Incidentally, we owe the strength of our, then fledgling, U.S. Navy to Pasha of Tripoli. President Jefferson was in the process of disbanding the Navy when, in bad timing, Pasha of Tripoli declared war on the US. Glory goes to our Lord Jesus Christ.
So did the Treaty of Tripoli repudiate Christianity? Nope. In fact, while discussing the Barbary conflict with Jefferson, Adams declared:
The policy of Christendom has made cowards of all their sailors before the standard of Mahomet. It would be heroical and glorious in us to restore courage to ours.(3)
Furthermore, it was Adams who declared:
The general principles on which the fathers achieved independence were. . . . the general principles of Christianity. . . . I will avow that I then believed, and now believe, that those general principles of Christianity are as eternal and immutable as the existence and attributes of God; and that those principles of liberty are as unalterable as human nature.(4)
Adams' own words confirm that he rejected any notion that America was less than a Christian nation.(5)
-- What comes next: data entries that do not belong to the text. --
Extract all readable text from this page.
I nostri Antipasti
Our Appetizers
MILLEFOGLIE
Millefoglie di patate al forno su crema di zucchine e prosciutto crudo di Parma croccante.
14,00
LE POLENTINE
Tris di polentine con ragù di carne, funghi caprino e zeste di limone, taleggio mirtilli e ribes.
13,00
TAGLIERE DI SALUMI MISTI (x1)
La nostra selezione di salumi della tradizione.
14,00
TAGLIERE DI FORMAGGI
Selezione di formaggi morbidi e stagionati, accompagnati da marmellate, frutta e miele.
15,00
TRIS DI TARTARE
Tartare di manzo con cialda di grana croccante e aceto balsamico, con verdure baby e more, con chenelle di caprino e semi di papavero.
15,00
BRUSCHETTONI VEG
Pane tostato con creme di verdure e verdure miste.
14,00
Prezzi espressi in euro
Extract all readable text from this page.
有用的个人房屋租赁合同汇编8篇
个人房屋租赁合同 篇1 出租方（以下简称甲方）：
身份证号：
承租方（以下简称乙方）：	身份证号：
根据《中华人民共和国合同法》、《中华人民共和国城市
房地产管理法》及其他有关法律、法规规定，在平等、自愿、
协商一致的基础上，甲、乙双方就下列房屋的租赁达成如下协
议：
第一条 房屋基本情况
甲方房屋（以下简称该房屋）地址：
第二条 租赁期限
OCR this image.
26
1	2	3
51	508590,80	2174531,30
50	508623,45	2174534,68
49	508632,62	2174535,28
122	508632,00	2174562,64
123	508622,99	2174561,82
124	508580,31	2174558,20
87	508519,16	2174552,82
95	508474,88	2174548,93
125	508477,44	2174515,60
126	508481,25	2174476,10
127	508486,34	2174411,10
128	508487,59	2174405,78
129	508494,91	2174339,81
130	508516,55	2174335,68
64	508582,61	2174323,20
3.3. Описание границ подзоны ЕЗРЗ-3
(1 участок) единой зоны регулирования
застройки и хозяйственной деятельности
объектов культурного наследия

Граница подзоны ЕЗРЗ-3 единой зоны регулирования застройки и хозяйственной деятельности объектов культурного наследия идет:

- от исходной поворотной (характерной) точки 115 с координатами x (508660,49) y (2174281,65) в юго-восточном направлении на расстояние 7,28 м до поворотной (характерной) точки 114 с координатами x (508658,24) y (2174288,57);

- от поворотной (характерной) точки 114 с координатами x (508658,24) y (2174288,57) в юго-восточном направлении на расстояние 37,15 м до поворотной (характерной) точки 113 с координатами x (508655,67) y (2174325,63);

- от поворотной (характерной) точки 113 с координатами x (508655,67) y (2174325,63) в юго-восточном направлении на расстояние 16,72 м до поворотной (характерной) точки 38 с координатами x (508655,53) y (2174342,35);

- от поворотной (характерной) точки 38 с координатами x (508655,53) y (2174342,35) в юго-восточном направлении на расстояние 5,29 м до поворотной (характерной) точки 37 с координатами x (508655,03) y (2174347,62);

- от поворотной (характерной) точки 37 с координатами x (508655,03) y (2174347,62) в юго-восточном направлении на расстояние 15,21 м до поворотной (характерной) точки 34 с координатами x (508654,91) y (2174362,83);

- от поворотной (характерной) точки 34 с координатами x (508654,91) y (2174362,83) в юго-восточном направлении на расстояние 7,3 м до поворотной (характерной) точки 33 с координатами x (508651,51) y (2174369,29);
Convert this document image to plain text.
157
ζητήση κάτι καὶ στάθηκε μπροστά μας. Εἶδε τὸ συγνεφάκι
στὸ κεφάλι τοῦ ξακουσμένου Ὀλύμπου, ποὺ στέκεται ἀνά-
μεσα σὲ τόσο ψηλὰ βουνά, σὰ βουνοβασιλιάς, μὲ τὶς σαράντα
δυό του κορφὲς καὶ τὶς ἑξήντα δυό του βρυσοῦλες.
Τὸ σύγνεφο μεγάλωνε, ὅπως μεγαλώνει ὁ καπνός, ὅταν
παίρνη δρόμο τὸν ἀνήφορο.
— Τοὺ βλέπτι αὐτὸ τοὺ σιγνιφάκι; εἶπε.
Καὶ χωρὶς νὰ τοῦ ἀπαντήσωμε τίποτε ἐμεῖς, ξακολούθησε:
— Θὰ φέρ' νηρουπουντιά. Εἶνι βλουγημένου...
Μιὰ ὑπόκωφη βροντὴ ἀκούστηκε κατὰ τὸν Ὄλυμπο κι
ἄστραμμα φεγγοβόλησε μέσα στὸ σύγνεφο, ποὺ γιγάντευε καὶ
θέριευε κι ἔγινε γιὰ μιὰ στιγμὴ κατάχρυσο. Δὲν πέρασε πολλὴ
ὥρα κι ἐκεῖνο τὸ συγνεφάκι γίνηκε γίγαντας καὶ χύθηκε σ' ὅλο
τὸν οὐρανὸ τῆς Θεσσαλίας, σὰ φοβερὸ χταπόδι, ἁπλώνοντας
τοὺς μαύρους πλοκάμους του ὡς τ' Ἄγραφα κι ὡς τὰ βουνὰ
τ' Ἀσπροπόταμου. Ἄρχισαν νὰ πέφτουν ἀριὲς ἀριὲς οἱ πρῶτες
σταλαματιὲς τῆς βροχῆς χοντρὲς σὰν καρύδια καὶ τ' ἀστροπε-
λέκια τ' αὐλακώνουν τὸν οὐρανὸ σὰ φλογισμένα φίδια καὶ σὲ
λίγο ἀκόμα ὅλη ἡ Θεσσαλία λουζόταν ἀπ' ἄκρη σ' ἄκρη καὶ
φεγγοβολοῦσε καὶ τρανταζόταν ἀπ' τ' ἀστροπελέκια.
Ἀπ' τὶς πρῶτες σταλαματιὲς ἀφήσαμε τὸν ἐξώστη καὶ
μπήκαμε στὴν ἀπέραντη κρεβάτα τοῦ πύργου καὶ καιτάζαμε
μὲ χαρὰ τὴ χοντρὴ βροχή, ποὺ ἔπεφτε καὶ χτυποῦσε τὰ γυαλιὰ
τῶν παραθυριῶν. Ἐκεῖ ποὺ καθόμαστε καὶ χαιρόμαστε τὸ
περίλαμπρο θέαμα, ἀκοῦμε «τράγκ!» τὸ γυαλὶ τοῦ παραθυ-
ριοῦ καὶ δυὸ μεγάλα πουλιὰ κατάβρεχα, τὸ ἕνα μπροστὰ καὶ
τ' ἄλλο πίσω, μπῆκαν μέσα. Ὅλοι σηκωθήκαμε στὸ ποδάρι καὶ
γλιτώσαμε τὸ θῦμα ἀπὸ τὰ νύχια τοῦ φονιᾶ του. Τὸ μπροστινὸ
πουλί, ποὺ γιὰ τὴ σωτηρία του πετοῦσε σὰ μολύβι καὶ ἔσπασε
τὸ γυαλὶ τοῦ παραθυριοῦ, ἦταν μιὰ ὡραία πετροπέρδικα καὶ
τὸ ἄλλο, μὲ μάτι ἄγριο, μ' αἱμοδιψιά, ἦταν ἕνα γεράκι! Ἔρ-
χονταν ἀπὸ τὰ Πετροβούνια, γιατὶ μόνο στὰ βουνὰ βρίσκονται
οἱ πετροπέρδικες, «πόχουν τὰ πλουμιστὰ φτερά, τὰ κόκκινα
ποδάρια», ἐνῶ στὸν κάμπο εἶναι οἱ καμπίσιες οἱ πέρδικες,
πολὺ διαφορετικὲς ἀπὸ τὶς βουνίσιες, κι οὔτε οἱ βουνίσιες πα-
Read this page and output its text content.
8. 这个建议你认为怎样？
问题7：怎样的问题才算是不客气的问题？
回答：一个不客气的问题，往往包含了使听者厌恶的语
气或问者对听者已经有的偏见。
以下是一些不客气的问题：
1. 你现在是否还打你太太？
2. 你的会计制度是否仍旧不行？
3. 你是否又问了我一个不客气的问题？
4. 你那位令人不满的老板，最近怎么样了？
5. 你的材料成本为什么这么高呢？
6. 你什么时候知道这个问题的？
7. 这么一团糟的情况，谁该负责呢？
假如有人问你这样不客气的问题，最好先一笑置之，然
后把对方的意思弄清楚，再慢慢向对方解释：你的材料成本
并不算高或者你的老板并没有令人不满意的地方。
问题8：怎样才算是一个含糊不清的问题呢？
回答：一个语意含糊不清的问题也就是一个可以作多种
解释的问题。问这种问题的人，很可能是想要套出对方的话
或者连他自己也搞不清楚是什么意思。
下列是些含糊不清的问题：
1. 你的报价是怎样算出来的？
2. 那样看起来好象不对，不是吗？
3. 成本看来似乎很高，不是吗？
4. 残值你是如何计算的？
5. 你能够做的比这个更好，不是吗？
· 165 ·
Jefferson on the other hand....
(1) Glen Tucker, Dawn Like Thunder: The Barbary Wars and the Birth of the U. S. Navy (Indianapolis: Bobbs-Merrill Company, 1963), p. 127.
(2) Gardner W. Allen, Our Navy and the Barbary Corsairs (Boston: Houghton, Mifflin and Company, 1905), pp. 56.
(3) John Adams, Works, Vol. VIII, p. 407, to Thomas Jefferson on July 3, 1786.
(4) John Adams, Works, Vol. X, pp. 45-46, to Thomas Jefferson on June 28, 1813.
(5) David Barton
UPDATE: Well I have been set straight and missed quite a bit about our history. A man named William R. Bowen wrote a brilliant article on this subject called Tempest in a Treaty: Does the Treaty of Tripoli Support a Secular America?
I missed a great point that:
Article XI refers to the “government” of the United States, not the “nation.”and the viewpoint of religion back then meant something entirely different as so eloquently pointed out by George Mason.
Thanks for setting the record strait Mr. Bowen.